Wsparcie nie tylko dla brazylijskich drużyn

Już w pierwszym meczu na scenie, w którym 9z podejmowało GamerLegion, brazylijscy fani dali o sobie znać. Głównie ze względu na nqz i zakka, którzy pochodzą właśnie z kraju kawy. Właściwie to już po pierwszej rundzie pistoletowej można było mieć wrażenie, że organizatorzy podjęli dobrą decyzję. Przy każdej udanej akcji Brazylijczyka mogliśmy usłyszeć ogromny tumult z trybun. Jednak to była tylko zapowiedź tego, co czekało na nas za chwilę, gdy 00Nation mierzyło się z Bad News Eagles. Nawet mimo fatalnego występu Coldzery i spółki, ci mogli liczyć na wsparcie swoich fanów.
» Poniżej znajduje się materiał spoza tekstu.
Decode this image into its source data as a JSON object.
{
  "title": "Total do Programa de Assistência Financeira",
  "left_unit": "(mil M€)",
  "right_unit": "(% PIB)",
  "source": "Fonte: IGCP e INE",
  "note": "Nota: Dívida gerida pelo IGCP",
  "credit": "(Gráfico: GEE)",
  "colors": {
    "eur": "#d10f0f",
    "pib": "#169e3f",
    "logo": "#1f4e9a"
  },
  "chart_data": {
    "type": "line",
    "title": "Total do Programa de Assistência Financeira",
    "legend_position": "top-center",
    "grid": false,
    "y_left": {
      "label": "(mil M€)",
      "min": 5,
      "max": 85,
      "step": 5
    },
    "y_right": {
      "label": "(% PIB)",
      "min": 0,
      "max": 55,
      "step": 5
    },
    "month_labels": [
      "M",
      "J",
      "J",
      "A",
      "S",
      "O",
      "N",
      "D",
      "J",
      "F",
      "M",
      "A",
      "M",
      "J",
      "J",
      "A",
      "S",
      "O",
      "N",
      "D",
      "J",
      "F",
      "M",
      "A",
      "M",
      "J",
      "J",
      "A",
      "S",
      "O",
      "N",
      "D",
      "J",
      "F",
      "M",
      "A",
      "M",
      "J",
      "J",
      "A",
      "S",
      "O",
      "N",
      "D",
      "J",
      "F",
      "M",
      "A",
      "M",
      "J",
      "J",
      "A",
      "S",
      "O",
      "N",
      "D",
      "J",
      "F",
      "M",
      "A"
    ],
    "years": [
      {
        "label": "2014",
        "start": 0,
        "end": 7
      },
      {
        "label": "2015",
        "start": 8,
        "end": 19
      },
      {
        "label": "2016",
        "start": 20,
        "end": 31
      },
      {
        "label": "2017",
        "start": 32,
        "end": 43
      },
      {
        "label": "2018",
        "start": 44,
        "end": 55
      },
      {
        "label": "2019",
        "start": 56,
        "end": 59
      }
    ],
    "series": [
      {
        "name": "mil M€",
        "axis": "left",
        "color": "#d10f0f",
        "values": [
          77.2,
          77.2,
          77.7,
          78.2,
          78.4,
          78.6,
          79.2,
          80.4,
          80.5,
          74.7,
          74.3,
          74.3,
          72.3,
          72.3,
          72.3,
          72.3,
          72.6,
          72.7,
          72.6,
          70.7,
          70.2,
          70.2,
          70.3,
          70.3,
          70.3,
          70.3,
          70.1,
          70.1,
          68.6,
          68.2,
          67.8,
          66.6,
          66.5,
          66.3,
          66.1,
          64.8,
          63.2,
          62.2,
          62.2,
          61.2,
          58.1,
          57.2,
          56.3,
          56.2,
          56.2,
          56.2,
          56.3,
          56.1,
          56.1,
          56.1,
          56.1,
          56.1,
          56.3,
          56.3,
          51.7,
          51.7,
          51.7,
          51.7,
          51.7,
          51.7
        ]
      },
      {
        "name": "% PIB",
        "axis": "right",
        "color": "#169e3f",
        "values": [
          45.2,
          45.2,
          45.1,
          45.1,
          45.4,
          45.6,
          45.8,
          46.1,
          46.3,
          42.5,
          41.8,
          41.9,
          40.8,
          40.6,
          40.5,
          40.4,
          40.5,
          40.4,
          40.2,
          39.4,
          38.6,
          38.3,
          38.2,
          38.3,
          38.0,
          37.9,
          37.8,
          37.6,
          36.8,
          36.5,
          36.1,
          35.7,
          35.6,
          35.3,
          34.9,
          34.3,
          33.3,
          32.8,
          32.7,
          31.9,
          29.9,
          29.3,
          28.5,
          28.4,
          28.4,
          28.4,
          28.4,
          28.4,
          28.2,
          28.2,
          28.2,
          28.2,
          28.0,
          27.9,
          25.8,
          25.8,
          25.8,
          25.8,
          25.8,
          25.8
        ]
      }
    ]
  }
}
Powiedzieć, że brazylijskie drużyny (oprócz FURII) słabo weszły w majora to jak nie powiedzieć nic. Zarówno Imperial jak i 00Nation przegrały oba swoje spotkania i były o krok od odpadnięcia z turnieju. Mimo to, w każdym momencie decydujących starć kibice dawali z siebie więcej niż maksa. Powodowało to nie tylko świetną atmosferę na trybunach, ale nawet i na transmisji. W każdym momencie spotkania oglądając transmisję można było poczuć się, jakbyśmy oglądali mecz piłkarski na legendarnej Maracanie. Śpiewy i bębny to jest coś, co w esporcie nie jest tak często spotykane, a przecież w Rio to robi robotę!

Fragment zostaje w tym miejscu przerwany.